PIB du Canada se contracte au T4: Analyse
Analyse de la performance économique
L'économie canadienne a connu un revers inattendu au dernier trimestre de l'année, avec un PIB en repli de 0,6 % en rythme annualisé. Ce chiffre est inférieur aux prévisions de la Banque du Canada, qui tablait sur une stagnation, et aux estimations consensuelles qui prévoyaient un recul plus modéré de 0,2 %. Sur l'ensemble de l'année 2025, l'économie canadienne a progressé de 1,7 %, un ralentissement par rapport au rythme de 2 % enregistré en 2024.

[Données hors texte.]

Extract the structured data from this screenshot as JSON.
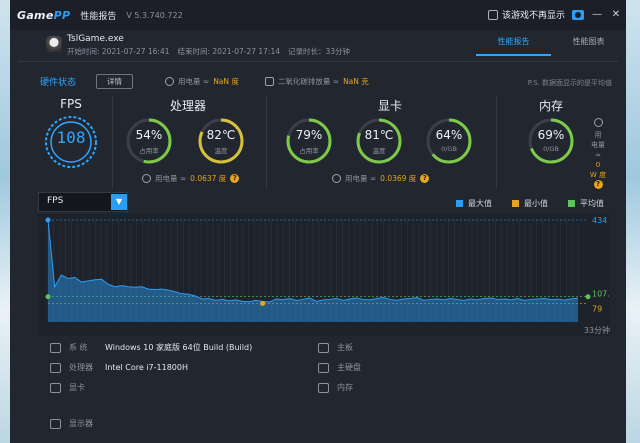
{
  "titlebar": {
    "logo_main": "Game",
    "logo_accent": "PP",
    "title": "性能报告",
    "version": "V 5.3.740.722",
    "hide_label": "该游戏不再显示"
  },
  "session": {
    "exe": "TslGame.exe",
    "start": "开始时间: 2021-07-27 16:41",
    "end": "结束时间: 2021-07-27 17:14",
    "duration": "记录时长：33分钟"
  },
  "tabs": [
    "性能报告",
    "性能图表"
  ],
  "hardware": {
    "title": "硬件状态",
    "detail_button": "详情",
    "power_label": "用电量 ≈",
    "power_value": "NaN 度",
    "co2_label": "二氧化碳排放量 ≈",
    "co2_value": "NaN 克",
    "ps_note": "P.S. 数据面显示的是平均值"
  },
  "fps": {
    "title": "FPS",
    "value": "108"
  },
  "cpu": {
    "title": "处理器",
    "usage": {
      "value": "54%",
      "label": "占用率",
      "fraction": 0.54
    },
    "temp": {
      "value": "82℃",
      "label": "温度",
      "fraction": 0.82
    },
    "power_label": "用电量 ≈",
    "power_value": "0.0637 度"
  },
  "gpu": {
    "title": "显卡",
    "usage": {
      "value": "79%",
      "label": "占用率",
      "fraction": 0.79
    },
    "temp": {
      "value": "81℃",
      "label": "温度",
      "fraction": 0.81
    },
    "mem": {
      "value": "64%",
      "label": "0/GB",
      "fraction": 0.64
    },
    "power_label": "用电量 ≈",
    "power_value": "0.0369 度"
  },
  "memory": {
    "title": "内存",
    "usage": {
      "value": "69%",
      "label": "0/GB",
      "fraction": 0.69
    },
    "power_label1": "用",
    "power_label2": "电量",
    "power_label3": "≈",
    "power_value1": "0",
    "power_value2": "W 度"
  },
  "colors": {
    "accent": "#2ea6ff",
    "green": "#7ec84a",
    "yellow": "#d4c13a",
    "orange": "#e6a41f",
    "max": "#2a9df4",
    "min": "#e6a41f",
    "avg": "#5cc45a"
  },
  "chart_data": {
    "type": "line",
    "metric_select": "FPS",
    "legend": [
      "最大值",
      "最小值",
      "平均值"
    ],
    "max_value": "434",
    "avg_value": "107.54",
    "min_value": "79",
    "x_end_label": "33分钟",
    "ylim": [
      0,
      434
    ],
    "series": [
      {
        "values": [
          434,
          150,
          200,
          185,
          190,
          170,
          175,
          180,
          182,
          160,
          150,
          155,
          150,
          148,
          150,
          140,
          138,
          140,
          135,
          128,
          120,
          118,
          110,
          98,
          100,
          92,
          96,
          90,
          94,
          88,
          86,
          92,
          88,
          85,
          98,
          95,
          100,
          92,
          96,
          102,
          88,
          94,
          96,
          100,
          92,
          98,
          102,
          96,
          94,
          100,
          104,
          96,
          92,
          98,
          100,
          104,
          92,
          96,
          98,
          94,
          100,
          96,
          92,
          98,
          94,
          100,
          102,
          96,
          98,
          94,
          100,
          92,
          96,
          98,
          100,
          95,
          97,
          93,
          99,
          101
        ]
      }
    ]
  },
  "system": {
    "os_label": "系 统",
    "os_value": "Windows 10 家庭版 64位   Build (Build)",
    "cpu_label": "处理器",
    "cpu_value": "Intel Core i7-11800H",
    "gpu_label": "显卡",
    "monitor_label": "显示器",
    "board_label": "主板",
    "disk_label": "主硬盘",
    "ram_label": "内存"
  }
}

Une réduction substantielle des stocks a été le seul facteur à l'origine de la contraction globale, retranchant 4,2 points de pourcentage au chiffre global du PIB. Toutefois, une analyse plus détaillée révèle une image sous-jacente plus solide, la demande intérieure ayant fait preuve d'une résilience considérable, progressant de 2,4 % d'un trimestre à l'autre.
Analyse sectorielle
Les dépenses de consommation ont connu un regain notable au quatrième trimestre, augmentant de 1,7 % en rythme annualisé, après une contraction de 0,8 % au trimestre précédent. Ce rebond est en grande partie attribuable à l'augmentation des dépenses en services, qui ont progressé de 3,6 %. Inversement, les dépenses en biens durables ont poursuivi leur trajectoire descendante, chutant de 2,8 %, ce qui a entraîné une baisse globale des dépenses en biens de 0,9 %, marquant ainsi un deuxième trimestre consécutif de repli.

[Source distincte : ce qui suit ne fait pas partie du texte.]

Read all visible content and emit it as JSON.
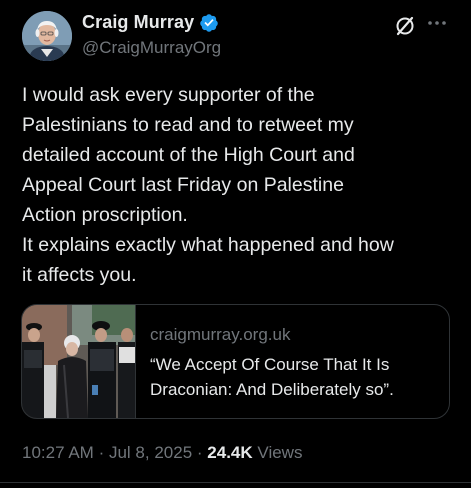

L'investissement dans l'immobilier résidentiel a connu une baisse de 4,4 %, après deux trimestres de forte croissance. Ce recul est attribuable à la réduction des coûts de transfert de propriété et des activités de rénovation, conjuguée à la faiblesse persistante des nouveaux projets de construction.
De même, l'investissement dans les structures non résidentielles s'est également contracté, enregistrant une baisse de 3,2 %. Sur une note positive, l'investissement des entreprises dans les machines, l'équipement et les produits de propriété intellectuelle a rebondi, signalant une reprise potentielle de l'investissement productif après une période d'hésitation prolongée de la part des entreprises.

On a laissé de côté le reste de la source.